If you’re driving your own car for work purposes, you can deduct the costs of gas, oil, maintenance, and repairs as they relate to your work, or you can simply track your mileage and use a rate set by the IRS annually to determine your deduction. This is by far the most simple and more popular option. For 2015, you can deduct 57.5 cents per mile driven for business purposes. However, miles driven from your home to an outside office should not be included in the calculation. For example, if you drive 5 miles to the office and then drive 6 miles from the office to a client, 6 miles back to the office, and 5 miles home, you can deduct 12 miles for the day. Maintaining a mileage log is an easy way to keep your personal and business driving separate. Plus, it provides a solid paper trail should you be audited. In addition to recording your mileage, record the date of travel, as well as the purpose.
Even if you don’t drive a lot for your business, you can still claim mileage for trips to the post office or office supply store. A few miles here and there can really add up by the end of the year.
Tax Tips for the Self-Employed
1. Keep All Your Records
If you set off one of the IRS tax audit red flags and are audited, you’ll need to show where you were, what you bought, and why.

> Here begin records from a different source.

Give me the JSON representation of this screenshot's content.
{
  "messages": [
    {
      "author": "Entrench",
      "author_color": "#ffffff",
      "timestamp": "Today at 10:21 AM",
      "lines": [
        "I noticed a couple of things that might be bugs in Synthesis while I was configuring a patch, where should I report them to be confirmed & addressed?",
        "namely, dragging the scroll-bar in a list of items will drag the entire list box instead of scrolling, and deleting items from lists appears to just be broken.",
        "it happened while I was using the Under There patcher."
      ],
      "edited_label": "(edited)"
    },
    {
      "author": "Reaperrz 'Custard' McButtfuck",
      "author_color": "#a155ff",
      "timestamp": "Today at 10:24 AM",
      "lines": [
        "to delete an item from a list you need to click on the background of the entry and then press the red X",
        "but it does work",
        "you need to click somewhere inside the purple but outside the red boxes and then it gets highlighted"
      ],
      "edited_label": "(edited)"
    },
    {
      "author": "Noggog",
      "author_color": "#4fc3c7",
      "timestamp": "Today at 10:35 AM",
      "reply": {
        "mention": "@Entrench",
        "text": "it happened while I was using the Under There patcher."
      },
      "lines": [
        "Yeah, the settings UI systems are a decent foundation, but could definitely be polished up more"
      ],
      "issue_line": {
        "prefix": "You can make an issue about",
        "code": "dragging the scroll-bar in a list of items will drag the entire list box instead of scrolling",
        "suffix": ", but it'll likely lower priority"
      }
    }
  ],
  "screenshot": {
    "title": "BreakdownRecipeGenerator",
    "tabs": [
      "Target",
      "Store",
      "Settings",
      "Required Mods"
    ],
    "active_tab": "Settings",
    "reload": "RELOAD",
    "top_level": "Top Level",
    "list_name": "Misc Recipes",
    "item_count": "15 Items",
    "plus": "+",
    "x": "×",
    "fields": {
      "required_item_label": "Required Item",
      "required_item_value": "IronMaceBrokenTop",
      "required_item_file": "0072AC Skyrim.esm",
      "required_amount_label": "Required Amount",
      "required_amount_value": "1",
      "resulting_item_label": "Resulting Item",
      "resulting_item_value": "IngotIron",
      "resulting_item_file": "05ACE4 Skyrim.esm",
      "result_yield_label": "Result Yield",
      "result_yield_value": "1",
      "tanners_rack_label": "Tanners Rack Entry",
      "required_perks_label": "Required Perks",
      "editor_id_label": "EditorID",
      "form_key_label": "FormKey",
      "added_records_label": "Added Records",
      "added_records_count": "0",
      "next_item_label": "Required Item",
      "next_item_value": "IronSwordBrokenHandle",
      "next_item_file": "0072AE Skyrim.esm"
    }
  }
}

Years after the fact, it will be difficult to remember in detail, so saving receipts and keeping records is essential. If you’re bad with receipts, a service such as Shoeboxed can help greatly. I use Quickbooks, and input payments as soon as I spend the money. Keep emails related to things you’ve purchased online and any packing slips for items you order.
2. Set Up Separate Accounts for Business and Personal Use
You should – at minimum – have a separate bank account, a separate credit card, and, if you do any business on the Internet, a business Paypal account. The IRS takes a dim view of commingling assets, since it becomes difficult to tell what belongs to you and what belongs to your business. If you’ve made a profit, write yourself a check – don’t just take money from the petty cash.
3. Get a Post Office Box for Business Use
A post office box can help you separate your business and personal mail. A small box usually costs approximately $50 to $60 every six months.
4. Don’t Go Overboard With Deductions
In most cases, if you claim a business loss in more than two out of the past five years, the IRS will consider your business a hobby – and hobbies can’t take deductions. Though claiming a (legitimate) business loss can be an excellent way to offset your overall tax burden, you want to be careful about doing it too often. Contact a CPA for more information should you face this issue.
There’s no sense in paying more tax than you need to, so be sure to deduct all of your eligible business expenses. But also be sure to keep immaculate records of those expenses. The last thing you want is to come up short in an audit and owe the IRS tax and penalties for taking otherwise legitimate expenses that you simply couldn’t support.
What other tax deductions for small business or freelancers can you suggest taking?